Interkontextualität und künstlerische Kompetenz. Eine kritische Auseinandersetzung


First Installation: 02.09.2000 Last update: 02.09.2000


Interkontextualität

Die Vorsilbe "Inter-" hat gegenwärtig große Konjunktur. Von Intertextualität über Intermedialität und Interorganisationssysteme bis hin zu Interkontextualität reicht die Spannweite. Da die Definitionsschwierigkeiten bei ähnlich gelagerten Begriffen wie Intertextualtiät oder Intermedialität enorm sind, soll in diesem Beitrag die Chance genutzt werden, eine möglichst genaue Definition der Begriffe Interkontextualität und Kompetenz zu geben.
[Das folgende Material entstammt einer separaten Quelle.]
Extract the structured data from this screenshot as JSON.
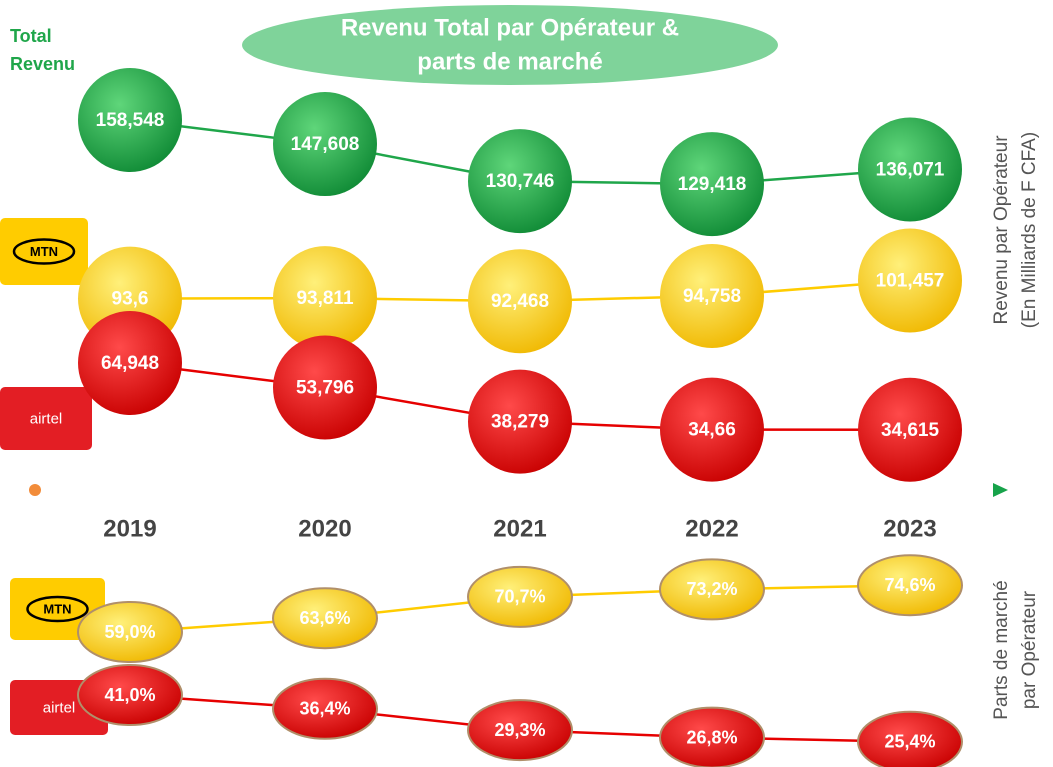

Aber zunächst zum semantischen Feld dieses neuen Kunstwortes. "Inter" bedeutet soviel wie zwischen, mitten, hin und wieder, inmitten, unter. Es kann sowohl räumlich als auch zeitlich gebraucht werden. Semantisch hängt der Begriff Interkontextualität eng mit den Begriffen Intermedialität und Intertextualität zusammen. Der Begriff der Intertextualität ist der historisch ältere. Er wurde 1966 von der französischen Sprachwissenschaftlerin und Psychoanalytikerin Julia Kristeva in ihrer Auseinandersetzung mit dem russischen Literaturwissenschaftler Michail Bachtin und seinem Konzept der Dialogizität formuliert. Später rückte Kristeva allerdings wieder von diesem Begriff ab und ersetzte ihn durch den Begriff der Transposition. So schreibt sie in die Die Revolution der poetischen Sprache.

"Der Terminus Intertextualität bezeichnet eine solche Transposition eines Zeichensystems (oder mehrere) in ein anderes: doch wurde der Terminus häufig in dem banalen Sinne von Quellenkritik verstanden, weswegen wir ihm den der Transposition vorziehen; ..."

Während Intertextualität die Beziehung zwischen verschiedenen Texten meint, Intermedialität die Beziehung zwischen verschiedenen Medien, sollte der Begriff Interkontextualität analog dazu aufgefasst werden, nämlich als die Beziehung zwischen verschiedenen Kontexten. Es stellt sich dann die Frage, wie man diese Beziehung beobachten kann. Um die Art der Relation besser verstehen zu können, ist es sinnvoll, den hier zugrundeliegenden Begriff des Kontextes näher zu erläutern. Kontexte sind einfach gesagt, Rahmenbedingungen, Umfelder oder Zusammenhänge. Sie bilden Verhältnisse, in die z.B. ein Text, eine Performance oder ein Musikstück von einem Beobachter eingebettet werden. Kontexte können aber auch zeitlich oder diskursiv aufgefasst werden. Deutlich wird dabei, daß es nicht einen einzigen, für immer feststehenden Kontext eines Werkes gibt, sondern viele verschiedene, räumliche, zeitliche oder diskursive Kontexte, in denen ein Werk stehen und in denen es erscheinen kann. Die Präsenz eines Textes, einer Performance oder eines Musikstückes ist immer relativ zu einem Kontext, zu dem es von einem Beobachter in Beziehung gesetzt wird. Entscheidend ist, daß es immer irgendeinen Kontext geben wird. Ein Werk kann nicht ohne jeglichen Kontext beobachtet werden.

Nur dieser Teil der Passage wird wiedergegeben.